The purpose of milestone was to complete implementation of computer vision on our robot, and thus allow it to detect treasures and identify their shapes and colors, as well as determine whether or not treasures are present.

Materials

No additional materials were needed for this milestone

Shape Detection

Previously, we had already implemented color detection with our camera. This milestone adds shape detection to functionality, allowing us to distinguish between triangles, diamonds, and square. As our image processor reads pixels in rows from top to bottom, we implemented a simple algorithm that would count the number of red or blue pixels in a row every couple of rows, and compare with a previous row from higher up in the frame. If the shape is a triangle, each next row read would have more counted pixels than the previous row read. If the shape is a diamond, at a certain point a read row will have less counted pixels than a previous row. If the shape is a square, the amount of pixels counted will remain relatively constant. To prevent comparison to white space where the treasure image is not present, we set a threshold for the number of pixels that must be counted in a row before it is allowed for comparison.
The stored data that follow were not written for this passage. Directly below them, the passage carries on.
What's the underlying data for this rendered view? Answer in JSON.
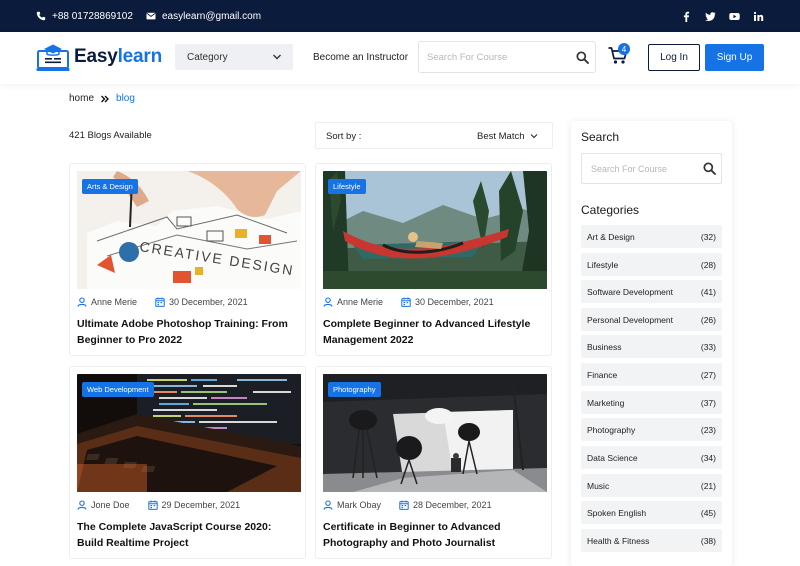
{
  "topbar": {
    "phone": "+88 01728869102",
    "email": "easylearn@gmail.com"
  },
  "header": {
    "logo": {
      "part1": "Easy",
      "part2": "learn"
    },
    "category_label": "Category",
    "instructor_label": "Become an Instructor",
    "search_placeholder": "Search For Course",
    "cart_count": "4",
    "login_label": "Log In",
    "signup_label": "Sign Up"
  },
  "breadcrumb": {
    "home": "home",
    "current": "blog"
  },
  "results": {
    "count": "421 Blogs Available",
    "sort_label": "Sort by :",
    "sort_value": "Best Match"
  },
  "cards": [
    {
      "tag": "Arts & Design",
      "author": "Anne Merie",
      "date": "30 December, 2021",
      "title": "Ultimate Adobe Photoshop Training: From Beginner to Pro 2022"
    },
    {
      "tag": "Lifestyle",
      "author": "Anne Merie",
      "date": "30 December, 2021",
      "title": "Complete Beginner to Advanced Lifestyle Management 2022"
    },
    {
      "tag": "Web Development",
      "author": "Jone Doe",
      "date": "29 December, 2021",
      "title": "The Complete JavaScript Course 2020: Build Realtime Project"
    },
    {
      "tag": "Photography",
      "author": "Mark Obay",
      "date": "28 December, 2021",
      "title": "Certificate in Beginner to Advanced Photography and Photo Journalist"
    }
  ],
  "sidebar": {
    "search_heading": "Search",
    "search_placeholder": "Search For Course",
    "categories_heading": "Categories",
    "categories": [
      {
        "name": "Art & Design",
        "count": "(32)"
      },
      {
        "name": "Lifestyle",
        "count": "(28)"
      },
      {
        "name": "Software Development",
        "count": "(41)"
      },
      {
        "name": "Personal Development",
        "count": "(26)"
      },
      {
        "name": "Business",
        "count": "(33)"
      },
      {
        "name": "Finance",
        "count": "(27)"
      },
      {
        "name": "Marketing",
        "count": "(37)"
      },
      {
        "name": "Photography",
        "count": "(23)"
      },
      {
        "name": "Data Science",
        "count": "(34)"
      },
      {
        "name": "Music",
        "count": "(21)"
      },
      {
        "name": "Spoken English",
        "count": "(45)"
      },
      {
        "name": "Health & Fitness",
        "count": "(38)"
      }
    ]
  },
  "colors": {
    "navy": "#0b1b3b",
    "accent": "#1673e6"
  }
}
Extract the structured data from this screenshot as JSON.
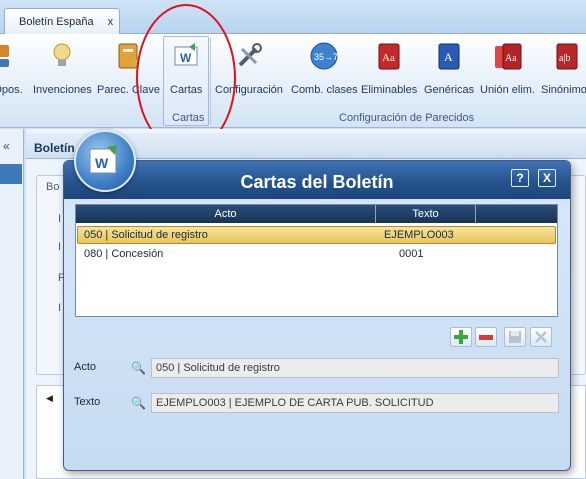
{
  "tab": {
    "label": "Boletín España",
    "close": "x"
  },
  "ribbon": {
    "items": [
      {
        "label": "Opos.",
        "icon": "oppositions-icon",
        "color": "#d6862a"
      },
      {
        "label": "Invenciones",
        "icon": "lightbulb-icon",
        "color": "#e8c44a"
      },
      {
        "label": "Parec. Clave",
        "icon": "book-key-icon",
        "color": "#e0a23a"
      },
      {
        "label": "Cartas",
        "icon": "word-letter-icon",
        "color": "#2b62b0"
      },
      {
        "label": "Configuración",
        "icon": "tools-icon",
        "color": "#596a7d"
      },
      {
        "label": "Comb. clases",
        "icon": "class-combine-icon",
        "color": "#2e70c2"
      },
      {
        "label": "Eliminables",
        "icon": "dictionary-red-icon",
        "color": "#c52a2a"
      },
      {
        "label": "Genéricas",
        "icon": "dictionary-blue-icon",
        "color": "#2a5ab8"
      },
      {
        "label": "Unión elim.",
        "icon": "dictionary-union-icon",
        "color": "#b42424"
      },
      {
        "label": "Sinónimos",
        "icon": "dictionary-synonyms-icon",
        "color": "#b82828"
      }
    ],
    "groups": {
      "cartas": "Cartas",
      "config": "Configuración de Parecidos"
    }
  },
  "background": {
    "collapse": "«",
    "main_title": "Boletín",
    "form_label": "Bo",
    "letters": [
      "I",
      "I",
      "F",
      "I"
    ],
    "arrow": "◀"
  },
  "dialog": {
    "title": "Cartas del Boletín",
    "help": "?",
    "close": "X",
    "columns": [
      "Acto",
      "Texto"
    ],
    "rows": [
      {
        "acto": "050 | Solicitud de registro",
        "texto": "EJEMPLO003",
        "selected": true
      },
      {
        "acto": "080 | Concesión",
        "texto": "0001",
        "selected": false
      }
    ],
    "fields": {
      "acto_label": "Acto",
      "acto_value": "050 | Solicitud de registro",
      "texto_label": "Texto",
      "texto_value": "EJEMPLO003 | EJEMPLO DE CARTA PUB. SOLICITUD"
    },
    "colors": {
      "title_bg": "#26548f",
      "selected_row": "#e9c55a",
      "grid_header": "#163456"
    }
  }
}
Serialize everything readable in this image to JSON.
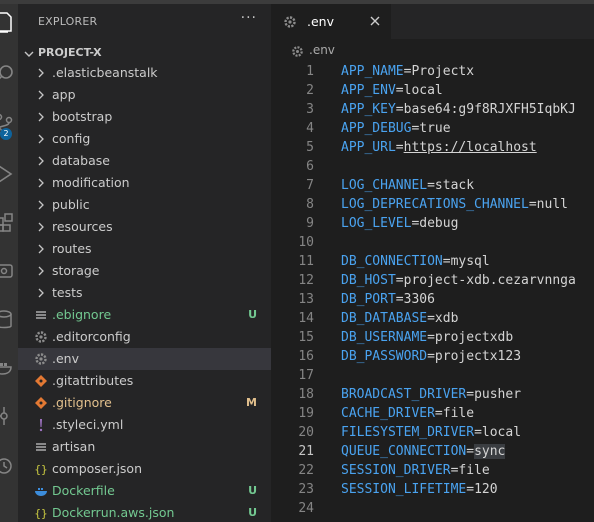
{
  "explorer": {
    "title": "EXPLORER",
    "more": "···",
    "project": "PROJECT-X",
    "items": [
      {
        "label": ".elasticbeanstalk",
        "kind": "folder",
        "status": "",
        "color": ""
      },
      {
        "label": "app",
        "kind": "folder",
        "status": "",
        "color": ""
      },
      {
        "label": "bootstrap",
        "kind": "folder",
        "status": "",
        "color": ""
      },
      {
        "label": "config",
        "kind": "folder",
        "status": "",
        "color": ""
      },
      {
        "label": "database",
        "kind": "folder",
        "status": "",
        "color": ""
      },
      {
        "label": "modification",
        "kind": "folder",
        "status": "",
        "color": ""
      },
      {
        "label": "public",
        "kind": "folder",
        "status": "",
        "color": ""
      },
      {
        "label": "resources",
        "kind": "folder",
        "status": "",
        "color": ""
      },
      {
        "label": "routes",
        "kind": "folder",
        "status": "",
        "color": ""
      },
      {
        "label": "storage",
        "kind": "folder",
        "status": "",
        "color": ""
      },
      {
        "label": "tests",
        "kind": "folder",
        "status": "",
        "color": ""
      },
      {
        "label": ".ebignore",
        "kind": "lines",
        "status": "U",
        "color": "green"
      },
      {
        "label": ".editorconfig",
        "kind": "gear",
        "status": "",
        "color": ""
      },
      {
        "label": ".env",
        "kind": "gear",
        "status": "",
        "color": "",
        "selected": true
      },
      {
        "label": ".gitattributes",
        "kind": "git",
        "status": "",
        "color": ""
      },
      {
        "label": ".gitignore",
        "kind": "git",
        "status": "M",
        "color": "yellow"
      },
      {
        "label": ".styleci.yml",
        "kind": "yml",
        "status": "",
        "color": ""
      },
      {
        "label": "artisan",
        "kind": "lines",
        "status": "",
        "color": ""
      },
      {
        "label": "composer.json",
        "kind": "json",
        "status": "",
        "color": ""
      },
      {
        "label": "Dockerfile",
        "kind": "docker",
        "status": "U",
        "color": "green"
      },
      {
        "label": "Dockerrun.aws.json",
        "kind": "json",
        "status": "U",
        "color": "green"
      }
    ]
  },
  "activity": {
    "badge": "2"
  },
  "editor": {
    "tab_name": ".env",
    "breadcrumb": ".env",
    "active_line": 21,
    "lines": [
      {
        "n": "1",
        "key": "APP_NAME",
        "value": "Projectx"
      },
      {
        "n": "2",
        "key": "APP_ENV",
        "value": "local"
      },
      {
        "n": "3",
        "key": "APP_KEY",
        "value": "base64:g9f8RJXFH5IqbKJ"
      },
      {
        "n": "4",
        "key": "APP_DEBUG",
        "value": "true"
      },
      {
        "n": "5",
        "key": "APP_URL",
        "value": "https://localhost",
        "url": true
      },
      {
        "n": "6",
        "key": "",
        "value": ""
      },
      {
        "n": "7",
        "key": "LOG_CHANNEL",
        "value": "stack"
      },
      {
        "n": "8",
        "key": "LOG_DEPRECATIONS_CHANNEL",
        "value": "null"
      },
      {
        "n": "9",
        "key": "LOG_LEVEL",
        "value": "debug"
      },
      {
        "n": "10",
        "key": "",
        "value": ""
      },
      {
        "n": "11",
        "key": "DB_CONNECTION",
        "value": "mysql"
      },
      {
        "n": "12",
        "key": "DB_HOST",
        "value": "project-xdb.cezarvnnga"
      },
      {
        "n": "13",
        "key": "DB_PORT",
        "value": "3306"
      },
      {
        "n": "14",
        "key": "DB_DATABASE",
        "value": "xdb"
      },
      {
        "n": "15",
        "key": "DB_USERNAME",
        "value": "projectxdb"
      },
      {
        "n": "16",
        "key": "DB_PASSWORD",
        "value": "projectx123"
      },
      {
        "n": "17",
        "key": "",
        "value": ""
      },
      {
        "n": "18",
        "key": "BROADCAST_DRIVER",
        "value": "pusher"
      },
      {
        "n": "19",
        "key": "CACHE_DRIVER",
        "value": "file"
      },
      {
        "n": "20",
        "key": "FILESYSTEM_DRIVER",
        "value": "local"
      },
      {
        "n": "21",
        "key": "QUEUE_CONNECTION",
        "value": "sync",
        "highlight": true
      },
      {
        "n": "22",
        "key": "SESSION_DRIVER",
        "value": "file"
      },
      {
        "n": "23",
        "key": "SESSION_LIFETIME",
        "value": "120"
      },
      {
        "n": "24",
        "key": "",
        "value": ""
      }
    ]
  },
  "colors": {
    "key": "#4aa3f0",
    "untracked": "#73c991",
    "modified": "#e2c08d",
    "json_icon": "#cbcb41",
    "yml_icon": "#a074c4",
    "git_icon": "#e37933",
    "docker_icon": "#3c8ddc"
  }
}
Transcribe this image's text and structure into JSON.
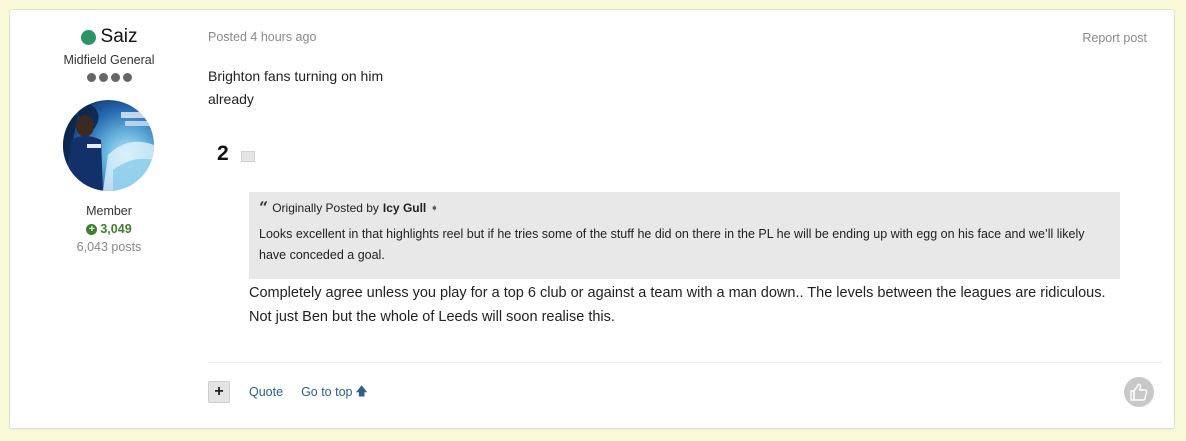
{
  "author": {
    "name": "Saiz",
    "rank": "Midfield General",
    "pips": 4,
    "group": "Member",
    "reputation": "3,049",
    "posts": "6,043 posts",
    "online_color": "#2a9465"
  },
  "post": {
    "meta": "Posted 4 hours ago",
    "report_label": "Report post",
    "body_lines": [
      "Brighton fans turning on him",
      "already"
    ],
    "number": "2",
    "quote": {
      "prefix": "Originally Posted by",
      "author": "Icy Gull",
      "text": "Looks excellent in that highlights reel but if he tries some of the stuff he did on there in the PL he will be ending up with egg on his face and we’ll likely have conceded a goal."
    },
    "reply": "Completely agree unless you play for a top 6 club or against a team with a man down.. The levels between the leagues are ridiculous. Not just Ben but the whole of Leeds will soon realise this."
  },
  "footer": {
    "plus_label": "+",
    "quote_label": "Quote",
    "top_label": "Go to top",
    "link_color": "#2e5f8e"
  },
  "icons": {
    "quote": "quote-icon",
    "like": "thumbs-up-icon",
    "up": "arrow-up-icon"
  }
}
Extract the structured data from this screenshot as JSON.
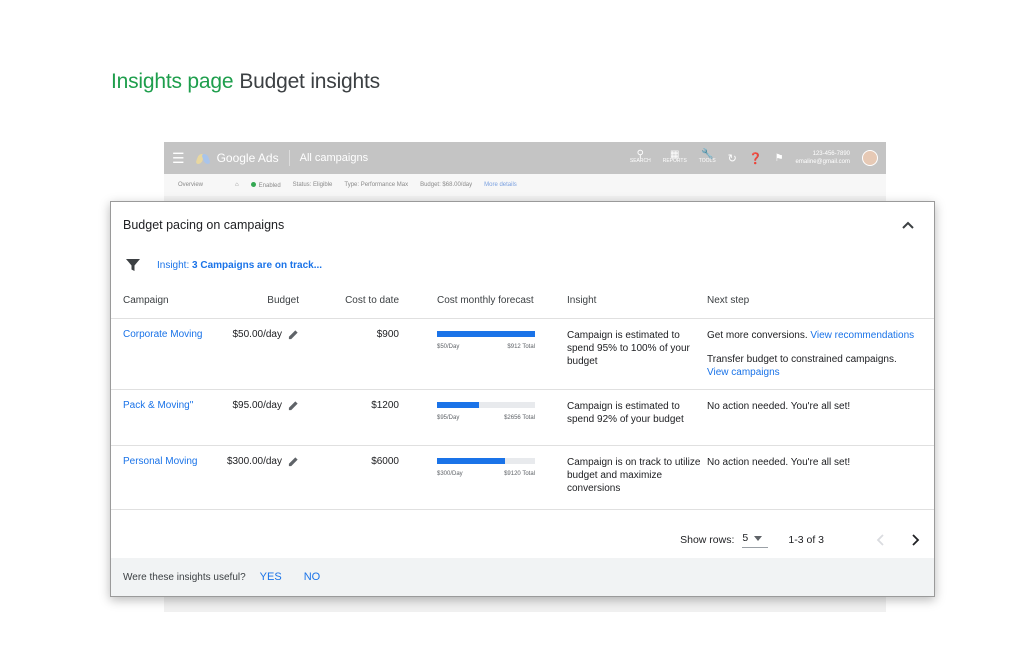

		if (VGA_PIXEL_X == 10'b0  && rowCount > 15'd50 && VGA_PIXEL_Y < 144*2/3) begin //new row
			count = count - 3'b001;
			if (count == 3'b0) begin
				if (lastRowCount+16'd7 < rowCount) begin
					TEMP_SHAPE = 2'b11; // triangle
				end
				else if (lastRowCount-16'd15 > rowCount) begin
					TEMP_SHAPE = 2'b01; // diamond
				end
				else begin
					TEMP_SHAPE = 2'b10; // square
				end
				count = 3'b101;
			lastRowCount = rowCount;
			end
			rowCount  = 16'd0;

The video below demonstrates our shape detection capability. The last 3 LEDs on the right are assigned to shapes as follows:

Shape LED Color
Square Red
Triangle Green
Diamond Yellow

The first 2 LEDs of the 5 total are assigned to colors as follows:

Color LED Color
Red Red
Blue Green

We found that, on average, our shape detection works well but is highly dependent on the quality of the image, which varies at different times that we test our code. On the Arduino side, we will likely take the shape value that occurs the most often and take it as the value to reduce this effect.

In Lab 4, we demonstrated the functionality of the communication between the Arduino and the FPGA, and we extended this to communicate treasure shape information as well as color. A video of this is shown below:

The values fluctuate slightly before a steady input is shown, but we believe that the issue will be solved by a stationary treasure and a fixed camera.